Usually I am asked this question by people who are nervous about entering into counselling, or when they are looking for support in coming to see a therapist. This anxiety is understandable, but a key aspect of therapy is that you should feel free to talk about any issues you feel are important to you. Having someone else with you who can be connected those issues makes this opening-up more difficult, so for this reason I do not see clients accompanied by friends or family.
How long a period of counselling lasts will vary from person to person and depend on the depth of the issues they are facing. For some people a couple of sessions helps to bring their problems into focus, and they feel ready to move forward; other problems may require more of an open-ended approach.

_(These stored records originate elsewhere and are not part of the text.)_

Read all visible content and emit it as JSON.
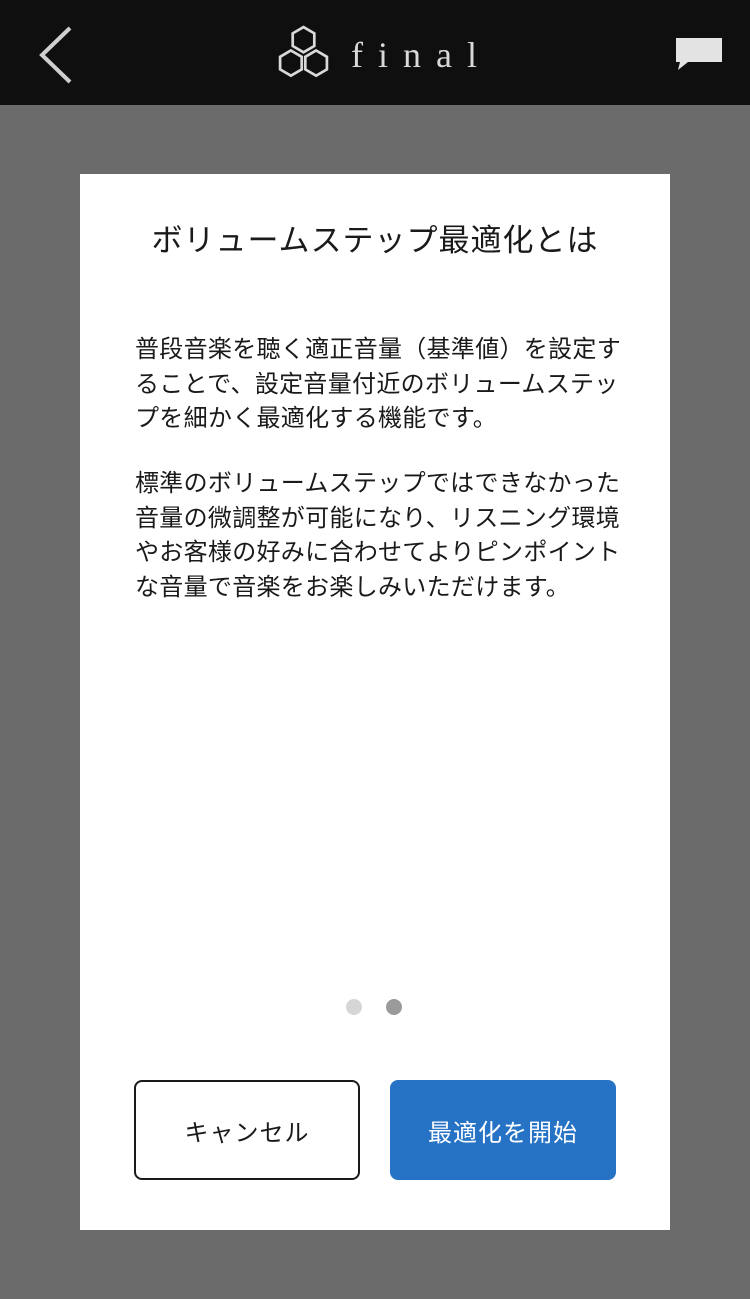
{
  "header": {
    "brand": "final",
    "back_icon": "chevron-left-icon",
    "chat_icon": "chat-bubble-icon"
  },
  "dialog": {
    "title": "ボリュームステップ最適化とは",
    "paragraph1": "普段音楽を聴く適正音量（基準値）を設定することで、設定音量付近のボリュームステップを細かく最適化する機能です。",
    "paragraph2": "標準のボリュームステップではできなかった音量の微調整が可能になり、リスニング環境やお客様の好みに合わせてよりピンポイントな音量で音楽をお楽しみいただけます。",
    "pagination": {
      "total": 2,
      "current": 2
    },
    "cancel_label": "キャンセル",
    "start_label": "最適化を開始"
  },
  "colors": {
    "header_bg": "#0f0f0f",
    "overlay_bg": "#6b6b6b",
    "dialog_bg": "#ffffff",
    "primary_button": "#2673c5",
    "dot_inactive": "#d6d6d6",
    "dot_active": "#9a9a9a"
  }
}
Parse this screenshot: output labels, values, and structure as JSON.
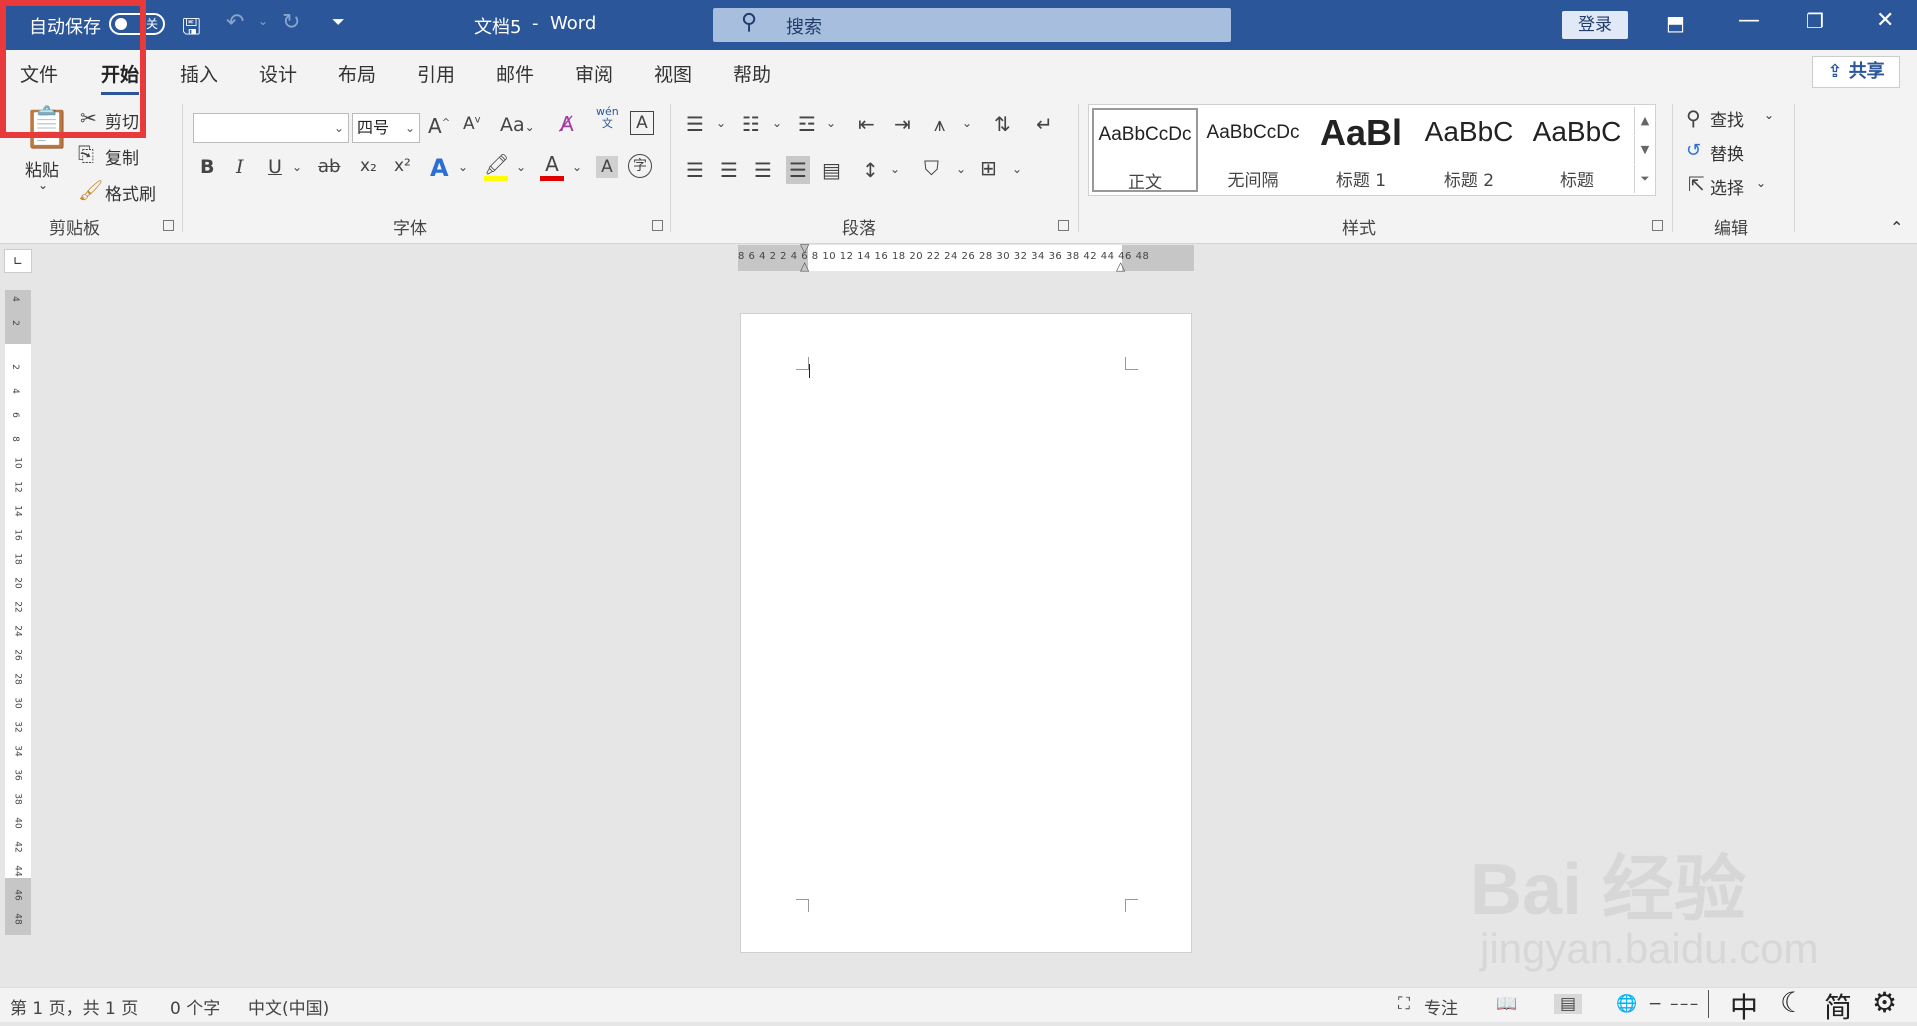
{
  "titlebar": {
    "autosave_label": "自动保存",
    "autosave_state": "关",
    "doc_title": "文档5",
    "separator": "-",
    "app_name": "Word",
    "search_placeholder": "搜索",
    "login_label": "登录"
  },
  "tabs": [
    "文件",
    "开始",
    "插入",
    "设计",
    "布局",
    "引用",
    "邮件",
    "审阅",
    "视图",
    "帮助"
  ],
  "active_tab": "开始",
  "share_label": "共享",
  "clipboard": {
    "paste": "粘贴",
    "cut": "剪切",
    "copy": "复制",
    "format_painter": "格式刷",
    "group_label": "剪贴板"
  },
  "font": {
    "font_name": "",
    "font_size": "四号",
    "group_label": "字体",
    "phonetic_top": "wén",
    "phonetic_bottom": "文",
    "bold": "B",
    "italic": "I",
    "underline": "U",
    "strike": "ab",
    "subscript": "x₂",
    "superscript": "x²",
    "case": "Aa",
    "grow": "A",
    "shrink": "A",
    "char_border": "A",
    "enclose": "字",
    "shading": "A"
  },
  "paragraph": {
    "group_label": "段落"
  },
  "styles": {
    "group_label": "样式",
    "items": [
      {
        "sample": "AaBbCcDc",
        "name": "正文"
      },
      {
        "sample": "AaBbCcDc",
        "name": "无间隔"
      },
      {
        "sample": "AaBl",
        "name": "标题 1"
      },
      {
        "sample": "AaBbC",
        "name": "标题 2"
      },
      {
        "sample": "AaBbC",
        "name": "标题"
      }
    ]
  },
  "editing": {
    "find": "查找",
    "replace": "替换",
    "select": "选择",
    "group_label": "编辑"
  },
  "ruler": {
    "horizontal": "8 6 4 2    2 4 6 8 10 12 14 16 18 20 22 24 26 28 30 32 34 36 38    42 44 46 48",
    "vertical": [
      "4",
      "2",
      "",
      "2",
      "4",
      "6",
      "8",
      "10",
      "12",
      "14",
      "16",
      "18",
      "20",
      "22",
      "24",
      "26",
      "28",
      "30",
      "32",
      "34",
      "36",
      "38",
      "40",
      "42",
      "44",
      "46",
      "48"
    ]
  },
  "status": {
    "page": "第 1 页，共 1 页",
    "words": "0 个字",
    "language": "中文(中国)",
    "focus": "专注",
    "ime_lang": "中",
    "ime_mode": "简"
  },
  "watermark": {
    "brand": "Bai 经验",
    "url": "jingyan.baidu.com"
  },
  "colors": {
    "titlebar": "#2b579a",
    "highlight_box": "#e83a3a",
    "highlight_yellow": "#ffff00",
    "font_color_red": "#e00000"
  }
}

Before we begin any work we will agree on the number of sessions we’ll undertake, and at the end of that number review our progress. As long as we both agree further therapy will be of benefit to you, sessions can continue.
My aim is to offer a first appointment - known as an initial assessment - within 1-2 weeks. Then we would arrange a set number of counselling sessions to take place at the same time every week, that is convenient for you and where I have availabity. How quickly these sessions can begin will depend on the availabity of that free ‘slot’.
It can be scary and confusing making the decision to contact a counsellor or therapist, but in my experience people will struggle with a mental health issue, a personal crisis or problems with a relationship for much longer than is healthy. Sometimes a friend has proved a source of comfort, but this help can only go so far. Realising that resolving a problem requires something more means you have actually already taken the first step towards improving your life.
I have worked as a counsellor for a number of years now, and have come to believe that unless someone wants to change and has the desire to ‘put in the yards’ and undertake the work, counselling will likely be of limited value. The skill of a counsellor is in helping people to help themselves... the person coming to therapy has to want that help, and be prepared to act on it.
Seeing a therapist is not a passive act; it isn’t like visiting the doctor to be measured, assessed and treated. You don’t come away after one appointment with a pill to take and the responsibility ends there. Counselling and therapy are journeys with a guide through a familiar but somehow unusual land; they can be rewarding, sometimes confusing and often revelatory... what they aren’t is passive!